Description
There's a potential problem with storing the guideposts as a VARBINARY ARRAY, as pointed out by PHOENIX-1329. We'd run into this issue if we're collecting stats for a table with a trailing VARBINARY row key column if the value contained embedded null bytes. Because of this, we're better off storing guideposts as VARBINARY and serializing/deserializing in the following manner:
<byte length as vint><bytes><byte length as vint><bytes>...

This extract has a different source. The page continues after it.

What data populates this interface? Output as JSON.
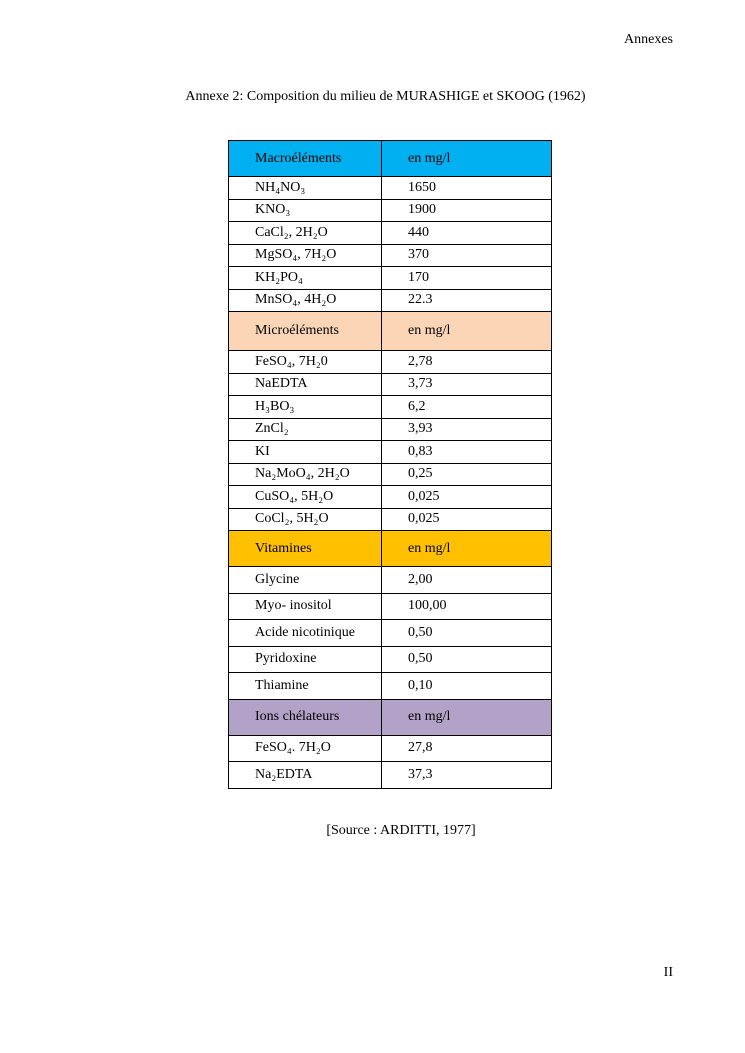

We should also store as a separate KeyValue column the total number of guideposts. So the schema of SYSTEM.STATS would look like this now instead:
public static final String CREATE_STATS_TABLE_METADATA = "CREATE TABLE " + SYSTEM_CATALOG_SCHEMA + ".\"" + SYSTEM_STATS_TABLE + "\"(\n" + // PK columns PHYSICAL_NAME + " VARCHAR NOT NULL," + COLUMN_FAMILY + " VARCHAR," + REGION_NAME + " VARCHAR," + GUIDE_POSTS + " VARBINARY," + GUIDE_POSTS_COUNT + " SMALLINT," + MIN_KEY + " VARBINARY," + MAX_KEY + " VARBINARY," + LAST_STATS_UPDATE_TIME+ " DATE, "+ "CONSTRAINT " + SYSTEM_TABLE_PK_NAME + " PRIMARY KEY (" + PHYSICAL_NAME + "," + COLUMN_FAMILY + ","+ REGION_NAME+"))\n" + // TODO: should we support versioned stats? // Install split policy to prevent a physical table's stats from being split across regions. HTableDescriptor.SPLIT_POLICY + "='" + MetaDataSplitPolicy.class.getName() + "'\n";
Then the serialization code in StatisticsTable.addStats() would need to change to populate the GUIDE_POSTS_COUNT and serialize the GUIDE_POSTS in the new format.
The deserialization code is isolated to StatisticsUtil.readStatisitics(). It would need to read the GUIDE_POSTS_COUNT first for estimated sizing, and then deserialize the GUIDE_POSTS in the new format.